Self-conscious and ashamed, Dunne dropped out of school. “I remember standing in queues and girls were whispering: ‘That’s Miss D.’ It’s a small town.” She swiftly became pregnant again and gave birth to a healthy boy, Adam, who is now aged 11. “A blessing. I had someone to focus on and I wanted to give him a better life than the one I was living,” she says.

In 2010, Dunne outed herself as Miss D in an interview with RTE. It was, she says now, probably too soon, her feelings still too raw. She subsequently retreated from public view, but tried again in the 2018 referendum and spoke to the BBC. “I wanted to be a big part of it. But the ‘pro-life’ posters were everywhere and I couldn’t deal with it. I was very angry. I had to step back.”

Her recent appearance on TG4, followed by other media appearances, seemed to mark a turning point. Composed and eloquent, she has taken back ownership of her story. Audiences responded warmly.
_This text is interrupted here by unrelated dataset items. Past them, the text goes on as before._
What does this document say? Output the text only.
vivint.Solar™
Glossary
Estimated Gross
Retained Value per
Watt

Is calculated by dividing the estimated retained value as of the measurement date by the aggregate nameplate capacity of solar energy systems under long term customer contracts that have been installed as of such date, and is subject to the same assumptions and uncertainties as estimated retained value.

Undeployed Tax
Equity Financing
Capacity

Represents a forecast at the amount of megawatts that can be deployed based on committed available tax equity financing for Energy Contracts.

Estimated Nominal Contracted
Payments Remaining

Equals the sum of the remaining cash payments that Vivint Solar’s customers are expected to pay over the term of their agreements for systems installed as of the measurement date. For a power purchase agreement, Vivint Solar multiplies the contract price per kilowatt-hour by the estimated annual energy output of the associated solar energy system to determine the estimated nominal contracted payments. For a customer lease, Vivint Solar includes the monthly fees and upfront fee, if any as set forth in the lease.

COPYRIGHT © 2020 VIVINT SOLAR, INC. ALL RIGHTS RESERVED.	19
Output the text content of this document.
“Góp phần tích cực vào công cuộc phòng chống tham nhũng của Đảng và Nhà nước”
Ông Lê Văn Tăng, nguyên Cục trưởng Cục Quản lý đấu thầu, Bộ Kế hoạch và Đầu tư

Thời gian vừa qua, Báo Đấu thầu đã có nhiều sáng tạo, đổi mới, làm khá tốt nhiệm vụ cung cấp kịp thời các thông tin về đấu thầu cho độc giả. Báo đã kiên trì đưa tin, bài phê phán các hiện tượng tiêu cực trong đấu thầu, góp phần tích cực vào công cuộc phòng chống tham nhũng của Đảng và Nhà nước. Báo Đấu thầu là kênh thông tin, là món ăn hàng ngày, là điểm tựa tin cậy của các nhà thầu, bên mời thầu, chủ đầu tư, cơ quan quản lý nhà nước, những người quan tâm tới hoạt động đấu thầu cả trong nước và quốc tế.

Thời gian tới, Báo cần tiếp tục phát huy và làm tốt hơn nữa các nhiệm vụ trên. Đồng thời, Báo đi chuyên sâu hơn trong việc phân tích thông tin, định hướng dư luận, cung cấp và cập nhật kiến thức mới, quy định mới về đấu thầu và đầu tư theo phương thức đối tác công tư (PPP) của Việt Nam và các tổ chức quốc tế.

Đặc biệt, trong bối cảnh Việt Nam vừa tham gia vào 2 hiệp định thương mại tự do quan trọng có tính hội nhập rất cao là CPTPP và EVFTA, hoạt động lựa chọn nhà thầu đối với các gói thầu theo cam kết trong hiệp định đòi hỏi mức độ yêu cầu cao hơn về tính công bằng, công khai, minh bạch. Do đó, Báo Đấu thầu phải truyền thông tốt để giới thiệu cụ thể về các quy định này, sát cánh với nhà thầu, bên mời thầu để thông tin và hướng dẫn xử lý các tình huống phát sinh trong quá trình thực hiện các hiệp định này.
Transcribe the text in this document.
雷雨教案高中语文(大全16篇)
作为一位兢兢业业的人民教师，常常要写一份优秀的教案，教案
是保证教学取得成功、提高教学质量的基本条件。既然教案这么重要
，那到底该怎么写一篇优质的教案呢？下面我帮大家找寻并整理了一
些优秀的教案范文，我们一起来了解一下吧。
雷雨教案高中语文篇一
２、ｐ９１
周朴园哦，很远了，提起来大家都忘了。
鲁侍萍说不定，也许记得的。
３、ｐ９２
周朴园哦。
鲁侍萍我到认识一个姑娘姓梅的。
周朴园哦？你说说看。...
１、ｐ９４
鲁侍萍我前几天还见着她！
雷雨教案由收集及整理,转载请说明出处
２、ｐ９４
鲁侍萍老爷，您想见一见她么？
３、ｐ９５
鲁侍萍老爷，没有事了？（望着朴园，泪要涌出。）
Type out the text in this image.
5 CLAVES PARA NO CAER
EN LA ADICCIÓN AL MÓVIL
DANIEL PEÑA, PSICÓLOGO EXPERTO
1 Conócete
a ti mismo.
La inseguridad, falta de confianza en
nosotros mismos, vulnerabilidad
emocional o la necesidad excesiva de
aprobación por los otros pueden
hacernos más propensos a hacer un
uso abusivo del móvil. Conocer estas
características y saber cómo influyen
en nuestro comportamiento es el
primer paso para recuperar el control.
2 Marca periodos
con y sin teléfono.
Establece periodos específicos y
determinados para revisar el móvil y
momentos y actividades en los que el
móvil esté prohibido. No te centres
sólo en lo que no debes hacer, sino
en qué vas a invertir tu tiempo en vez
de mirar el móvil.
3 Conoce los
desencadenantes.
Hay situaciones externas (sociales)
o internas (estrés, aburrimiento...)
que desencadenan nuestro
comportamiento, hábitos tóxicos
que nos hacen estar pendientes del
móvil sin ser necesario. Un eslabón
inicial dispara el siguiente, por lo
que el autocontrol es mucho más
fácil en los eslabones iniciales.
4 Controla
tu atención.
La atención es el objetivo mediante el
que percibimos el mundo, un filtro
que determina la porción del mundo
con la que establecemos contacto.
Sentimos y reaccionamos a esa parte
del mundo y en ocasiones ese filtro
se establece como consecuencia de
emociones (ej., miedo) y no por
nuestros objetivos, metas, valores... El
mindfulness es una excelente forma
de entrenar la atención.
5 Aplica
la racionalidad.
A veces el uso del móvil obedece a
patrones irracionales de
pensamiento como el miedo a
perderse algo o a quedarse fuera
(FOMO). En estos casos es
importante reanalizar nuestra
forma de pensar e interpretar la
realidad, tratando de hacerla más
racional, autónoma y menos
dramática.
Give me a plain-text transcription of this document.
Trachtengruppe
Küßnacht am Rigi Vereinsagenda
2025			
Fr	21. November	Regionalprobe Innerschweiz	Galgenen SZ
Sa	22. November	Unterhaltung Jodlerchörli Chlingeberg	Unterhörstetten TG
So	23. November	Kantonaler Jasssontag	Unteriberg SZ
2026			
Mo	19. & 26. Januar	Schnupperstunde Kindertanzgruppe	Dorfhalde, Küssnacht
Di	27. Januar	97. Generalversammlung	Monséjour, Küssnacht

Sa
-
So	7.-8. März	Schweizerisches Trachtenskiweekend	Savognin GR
One media organisation has mooted hiring her as a presenter.

At last, Dunne accepts that she is not an outcast. “I’m very proud of myself now,” she says. “This opened my eyes to understand how strong I really am. I didn’t realise that what I had done was so positive for other women. I didn’t realise there was so much support.” She glances at the angel portrait on her wall and smiles. “My anxiety has calmed itself. I have become so much more comfortable in myself as a person. I feel as if I had a bag of rubbish on my back and I’ve dumped it. It’s gone. It’s like a secret that I was carrying, and it’s not a secret any more. Now I feel like a very good person.”